Ruth Birdsell (née Stengel), Don Birdsell's wife, circa 1943-45.Don Birdsell
Stoker 1st Class Don Birdsell, Royal Canadian Navy, circa 1944.Don Birdsell
The ship's company of the Royal Canadian Navy minesweeper HMCS Trois Rivieres, 1945. Stoker 1st Class Don Birdsell is in the middle of the photograph, just to the left of the gun barrel, marked with a small "x".Don Birdsell
Reunion for the ship's company of HMCS Trois Rivieres, Winnipeg, Manitoba, 1990.Don Birdsell
Don Birdsell in Chilliwack, British Columbia, October 19, 2010.Historica Canada
"I can remember the night before, after I was informed I was being drafted to the Three Rivers, that someone in the barracks told me it was a French ship. And I said, my God, what am I going aboard that for, I don’t speak French."
From [HMCS] Cornwallis, after my stoker course, I was drafted to Halifax [Nova Scotia] and I was on what they called border repair party [damage control and repair] there for, oh, I just don’t recall the length of time. But then I was drafted aboard a ship called the "Three Rivers," [HMCS] Trois Rivières [minesweeper and escort vessel]. I can remember the night before, after I was informed I was being drafted to the Three Rivers, that someone in the barracks told me it was a French ship. And I said, my God, what am I going aboard that for, I don’t speak French.
But, anyway, I reported the next morning and there was four stokers reported the next morning. And it was not a French-speaking ship at all. It just had the French name, Trois Rivières. And I got squared around. All I had, of course, was my hammock and a big sea bag with all my belongings in it. The next morning, after we got straightened around, the engineer officer came down into our mess, the stokers’ mess, he says, anyone here ever had any secretarial experience? And nobody said a word. I said, the only experience I’ve had, I said, I was a timekeeper with Brenland Contracting Company. He says, just what I’m looking for. And he said, come with me.
And from then on, for the next year and a half or so, I was what they called [an] engineer’s writer. I worked in his office, which was midships, lower midships, the place where he slept, his cabin and everything. And it was my job to order all the stores through his signature to keep the ship running. And my busiest time is when we pulled into port, wherever it was, especially in Halifax, just to get up the stores and order all those stores that was required.

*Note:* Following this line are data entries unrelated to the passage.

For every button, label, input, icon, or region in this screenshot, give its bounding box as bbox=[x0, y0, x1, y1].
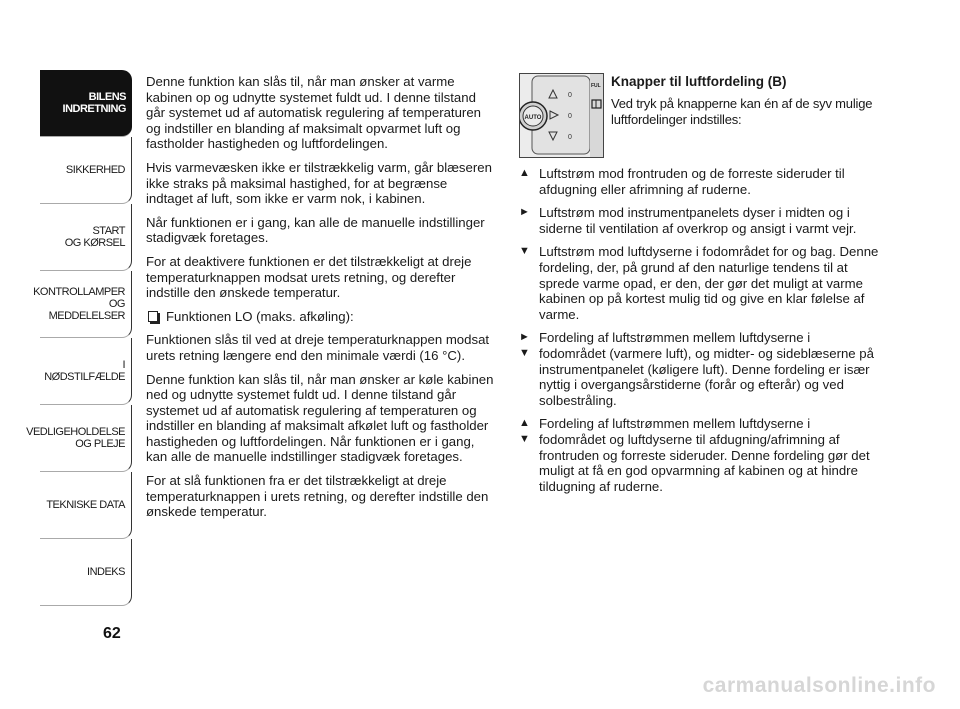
air-distribution-list bbox=[519, 166, 879, 502]
section-header bbox=[611, 74, 881, 127]
checkbox-list-item bbox=[146, 309, 496, 325]
airflow-direction-icon: ▼ bbox=[519, 346, 530, 359]
airflow-direction-icon: ▲ bbox=[519, 417, 530, 430]
chapter-tab-label: OG MEDDELELSER bbox=[48, 298, 125, 322]
chapter-tab-label: INDEKS bbox=[87, 566, 125, 578]
chapter-tab bbox=[40, 338, 132, 405]
checkbox-item-text: Funktionen LO (maks. afkøling): bbox=[166, 308, 354, 324]
chapter-tab bbox=[40, 70, 132, 137]
page-number: 62 bbox=[103, 625, 121, 642]
chapter-tab-label: BILENS bbox=[88, 91, 126, 103]
paragraph: Når funktionen er i gang, kan alle de manuelle indstillinger stadigvæk foretages. bbox=[146, 214, 485, 246]
distribution-item-text: Luftstrøm mod frontruden og de forreste sideruder til afdugning eller afrimning af ruderne. bbox=[539, 166, 845, 197]
paragraph: For at slå funktionen fra er det tilstrækkeligt at dreje temperaturknappen i urets retning, og derefter indstille den ønskede temperatur. bbox=[146, 473, 489, 520]
air-distribution-buttons-figure bbox=[519, 73, 604, 158]
control-panel-illustration bbox=[520, 74, 603, 157]
airflow-direction-icon: ► bbox=[519, 331, 530, 344]
watermark: carmanualsonline.info bbox=[702, 674, 936, 697]
airflow-direction-icon: ► bbox=[519, 206, 530, 219]
chapter-tab bbox=[40, 539, 132, 606]
paragraph: Hvis varmevæsken ikke er tilstrækkelig varm, går blæseren ikke straks på maksimal hastighed, for at begrænse indtaget af luft, som ikke er varm nok, i kabinen. bbox=[146, 159, 492, 207]
distribution-list-item bbox=[519, 244, 879, 322]
left-text-column bbox=[146, 74, 496, 528]
airflow-direction-icon: ▼ bbox=[519, 432, 530, 445]
chapter-tab-label: TEKNISKE DATA bbox=[46, 499, 125, 511]
figure-auto-label: AUTO bbox=[524, 115, 542, 121]
distribution-list-item bbox=[519, 330, 879, 408]
chapter-tab bbox=[40, 137, 132, 204]
distribution-list-item bbox=[519, 416, 879, 494]
chapter-tab bbox=[40, 204, 132, 271]
chapter-tab bbox=[40, 472, 132, 539]
distribution-item-text: Fordeling af luftstrømmen mellem luftdyserne i fodområdet og luftdyserne til afdugning/afrimning af frontruden og forreste sideruder. Denne fordeling gør det muligt at få en god opvarmning af kabinen og at hindre tildugning af ruderne. bbox=[539, 416, 870, 494]
chapter-tab-label: VEDLIGEHOLDELSE bbox=[26, 426, 125, 438]
checkbox-bullet-icon bbox=[148, 311, 158, 322]
airflow-direction-icon: ▲ bbox=[519, 167, 530, 179]
distribution-list-item bbox=[519, 166, 879, 197]
chapter-tab-label: INDRETNING bbox=[62, 103, 126, 115]
figure-ful-label: FUL bbox=[591, 83, 601, 89]
paragraph: Denne funktion kan slås til, når man ønsker ar køle kabinen ned og udnytte systemet fuldt ud. I denne tilstand går systemet ud af automatisk regulering af temperaturen og indstiller en blanding af maksimalt afkølet luft og fastholder hastigheden og luftfordelingen. Når funktionen er i gang, kan alle de manuelle indstillinger stadigvæk foretages. bbox=[146, 371, 494, 465]
chapter-tab-label: I NØDSTILFÆLDE bbox=[44, 359, 125, 383]
svg-text:0: 0 bbox=[568, 134, 572, 141]
airflow-direction-icon: ▼ bbox=[519, 245, 530, 258]
svg-text:0: 0 bbox=[568, 113, 572, 120]
paragraph: Denne funktion kan slås til, når man ønsker at varme kabinen op og udnytte systemet fuldt ud. I denne tilstand går systemet ud af automatisk regulering af temperaturen og indstiller en blanding af maksimalt opvarmet luft og fastholder hastigheden og luftfordelingen. bbox=[146, 74, 481, 152]
distribution-item-text: Luftstrøm mod luftdyserne i fodområdet for og bag. Denne fordeling, der, på grund af den naturlige tendens til at sprede varme opad, er den, der gør det muligt at varme kabinen op på kortest mulig tid og give en klar følelse af varme. bbox=[539, 244, 879, 322]
chapter-tab-label: SIKKERHED bbox=[65, 164, 125, 176]
section-title: Knapper til luftfordeling (B) bbox=[611, 74, 787, 89]
distribution-item-text: Luftstrøm mod instrumentpanelets dyser i midten og i siderne til ventilation af overkrop og ansigt i varmt vejr. bbox=[539, 205, 857, 236]
paragraph: For at deaktivere funktionen er det tilstrækkeligt at dreje temperaturknappen modsat urets retning, og derefter indstille den ønskede temperatur. bbox=[146, 253, 472, 301]
chapter-tab-label: OG PLEJE bbox=[75, 438, 125, 450]
section-intro: Ved tryk på knapperne kan én af de syv mulige luftfordelinger indstilles: bbox=[611, 96, 873, 127]
chapter-tabs bbox=[26, 70, 132, 606]
svg-text:0: 0 bbox=[568, 92, 572, 99]
chapter-tab-label: START bbox=[92, 225, 125, 237]
distribution-list-item bbox=[519, 205, 879, 236]
chapter-tab-label: OG KØRSEL bbox=[64, 237, 125, 249]
chapter-tab-label: KONTROLLAMPER bbox=[33, 286, 125, 298]
chapter-tab bbox=[33, 271, 132, 338]
distribution-item-text: Fordeling af luftstrømmen mellem luftdyserne i fodområdet (varmere luft), og midter- og sideblæserne på instrumentpanelet (køligere luft). Denne fordeling er især nyttig i overgangsårstiderne (forår og efterår) og ved solbestråling. bbox=[539, 330, 874, 408]
chapter-tab bbox=[26, 405, 132, 472]
paragraph: Funktionen slås til ved at dreje temperaturknappen modsat urets retning længere end den minimale værdi (16 °C). bbox=[146, 332, 490, 363]
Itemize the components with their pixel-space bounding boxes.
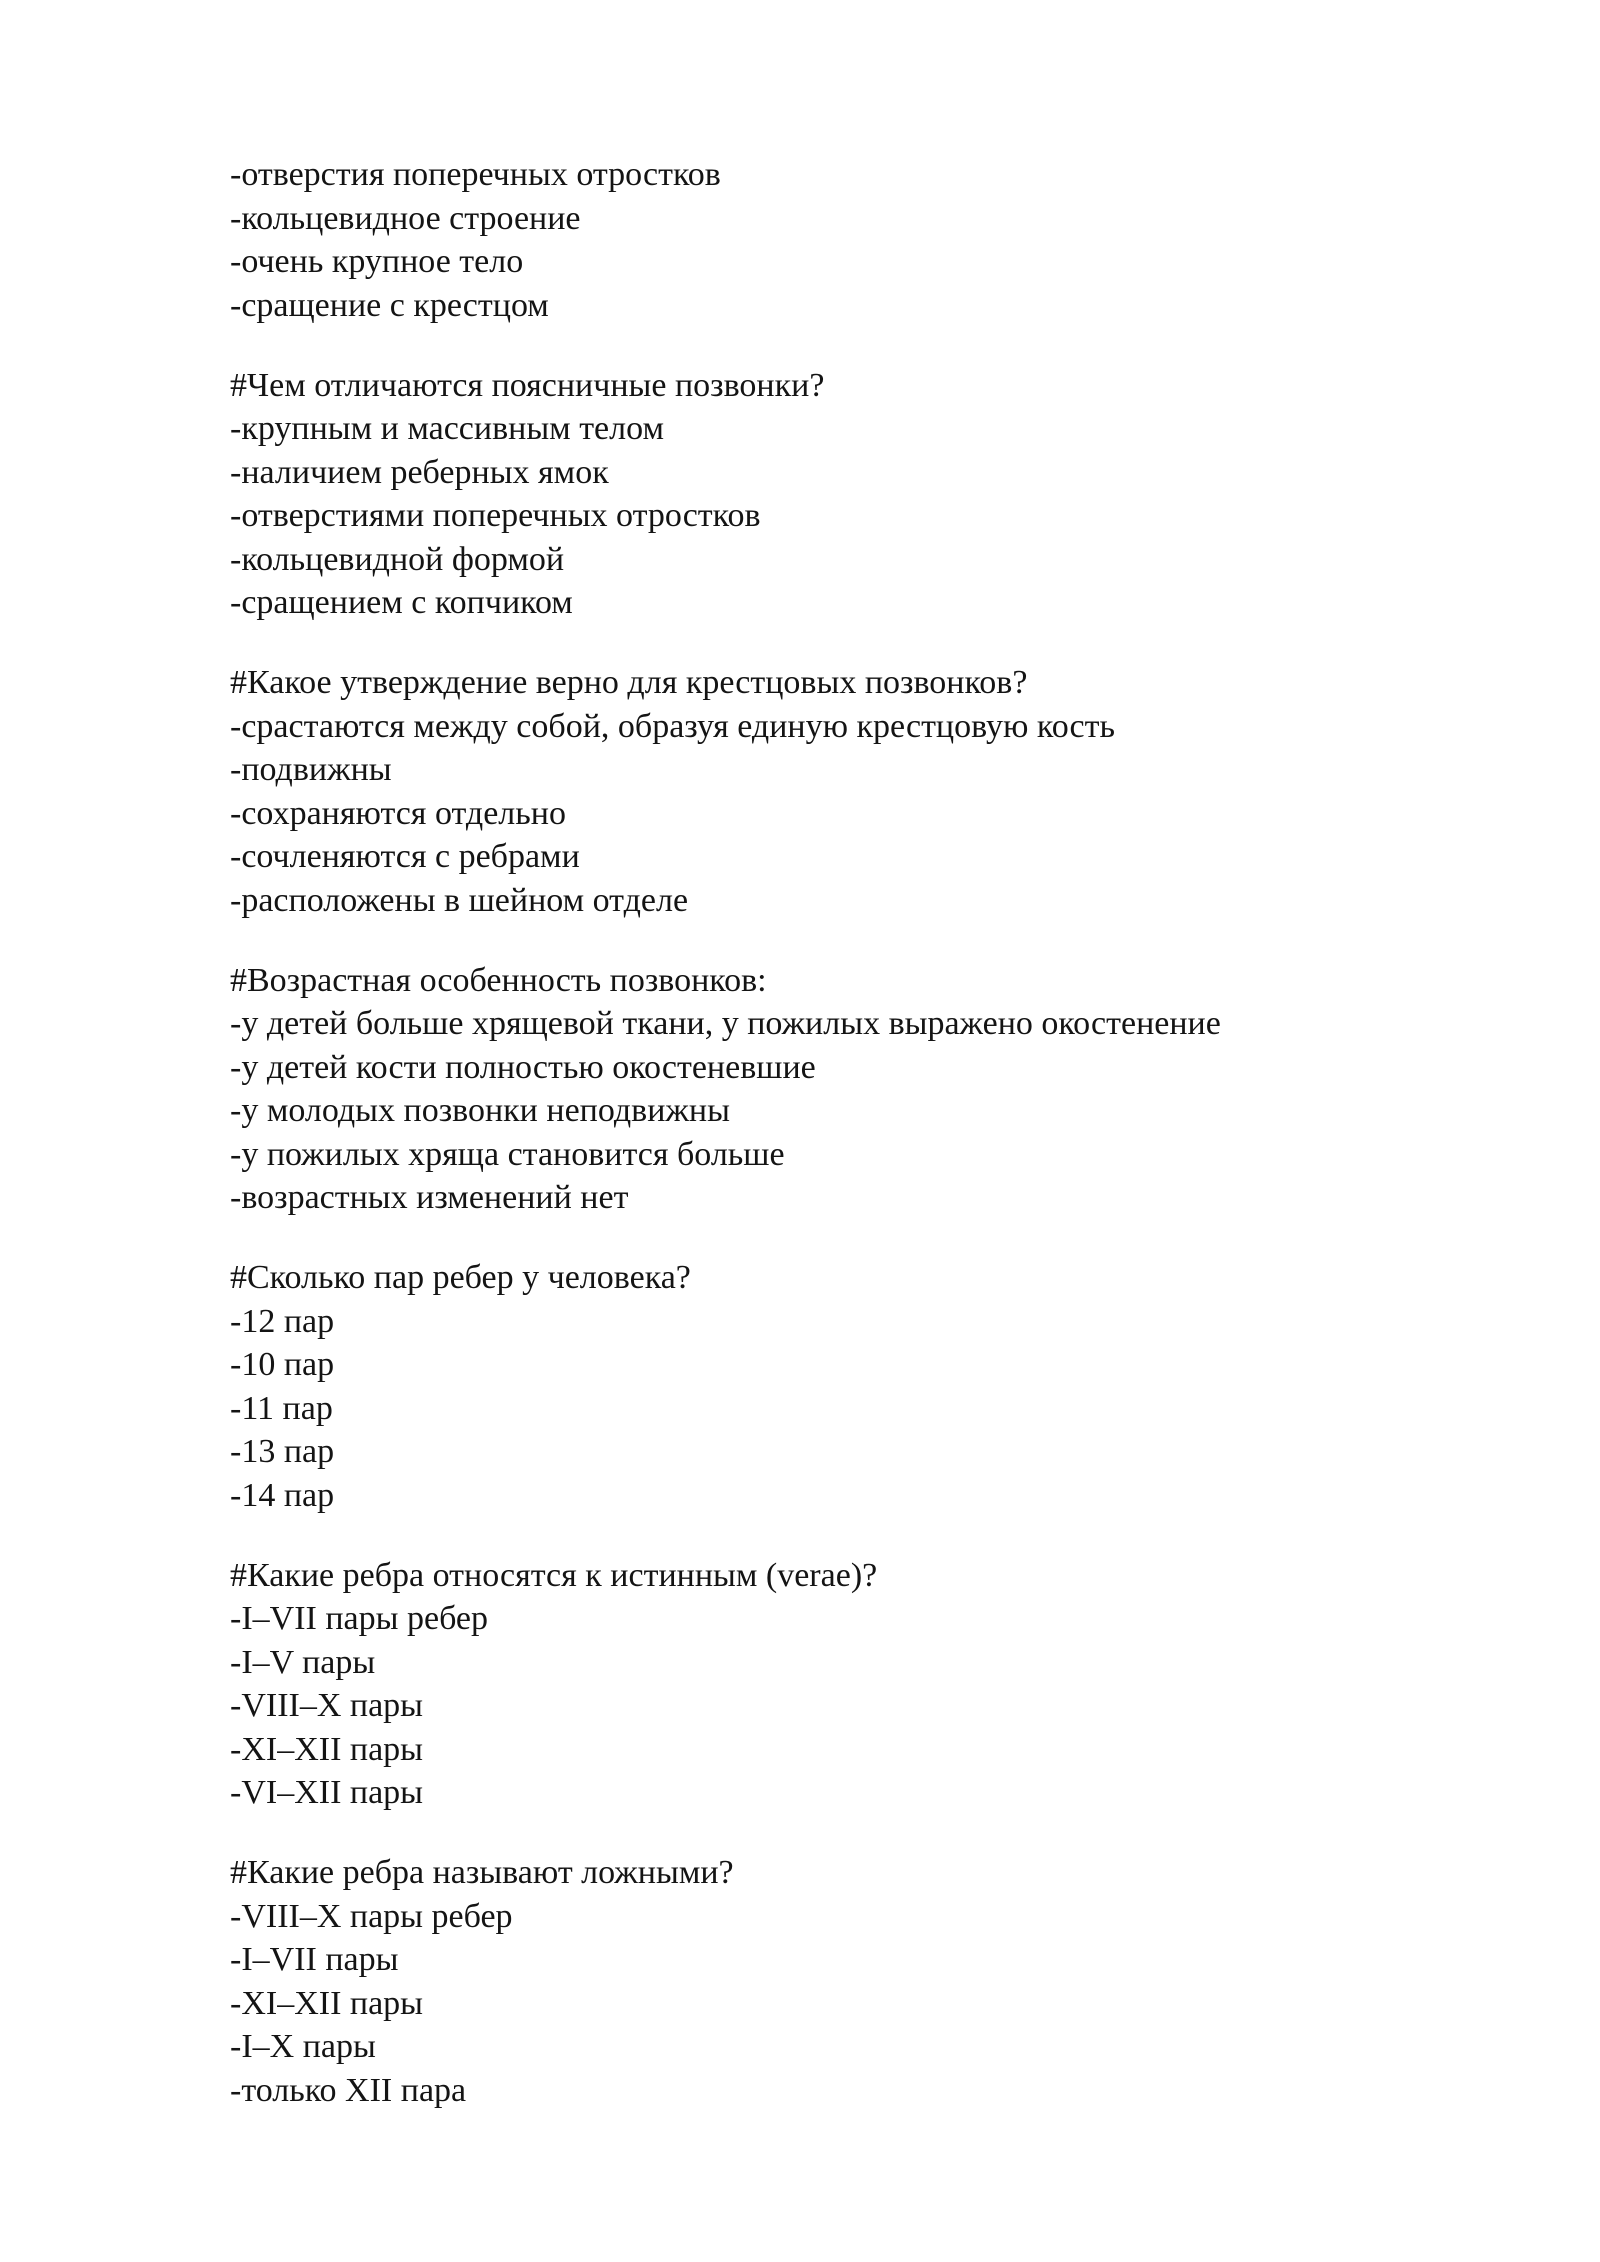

I can remember the first time when I went from Halifax to Saint John [New Brunswick], I wrote my mother and said, you can’t imagine the size of these waves (because the only time I’d ever been on the water was out on Lake Erie, on a fishing tug). And I said, one moment you’re up at the top, you can see for miles, the next moment, all you can see is water. We had all the stokers in our mess and, as I recall, I think there was something like either nine or ten. The two cooks were in our mess, two officer stewards, and what they call a sick bay tiffy [navy medic]. He was the medical type. And they all were billeted in that mess. So it got pretty cramped, especially when you hung your hammocks down there.
And the thing that I remember quite distinctly is that we’d sling our hammocks, fore and aft; and my feet would be facing aft, but the guy next to me, his feet would be facing forward. So we slept all the time with someone’s feet in our face. And that got kind of nauseating at times, if you can imagine. It was quite interesting when we drew our food from the galley that come down on the trays, big deep trays and then we’d have to share with each other.
We each had locker. It was only about, I doubt if it was three feet square and three feet tall. It was against the bulkhead. Each member there had his own locker, that’s where we kept our personal gear.
I was on patrol for quite a while up off Labrador, and did a bit of escort duty up to Iceland and back. Most of the time, it was just on the escort duty or patrol duty along the coast, and mid-ocean convoy. We had to go out one time and, one time I recall, when the transatlantic cable, there was something went wrong with that and we escorted a ship out there that brought the cable up from the bottom and they repaired it. And I was out I think something like seven or eight days on that.
The ship did get a mention. They’d won this battle honours by trying to get all the subs out of the Gulf of St. Lawrence before the big convoy went over. There was a convoy formed up at just south of Halifax. There’s 125 ships involved. The length of the convoy was 10 miles and the width was two miles. And we did a patrol off of that convoy for a couple days before they actually took off. There was quite a bond developed between a person and his ship, you know. It was our home really.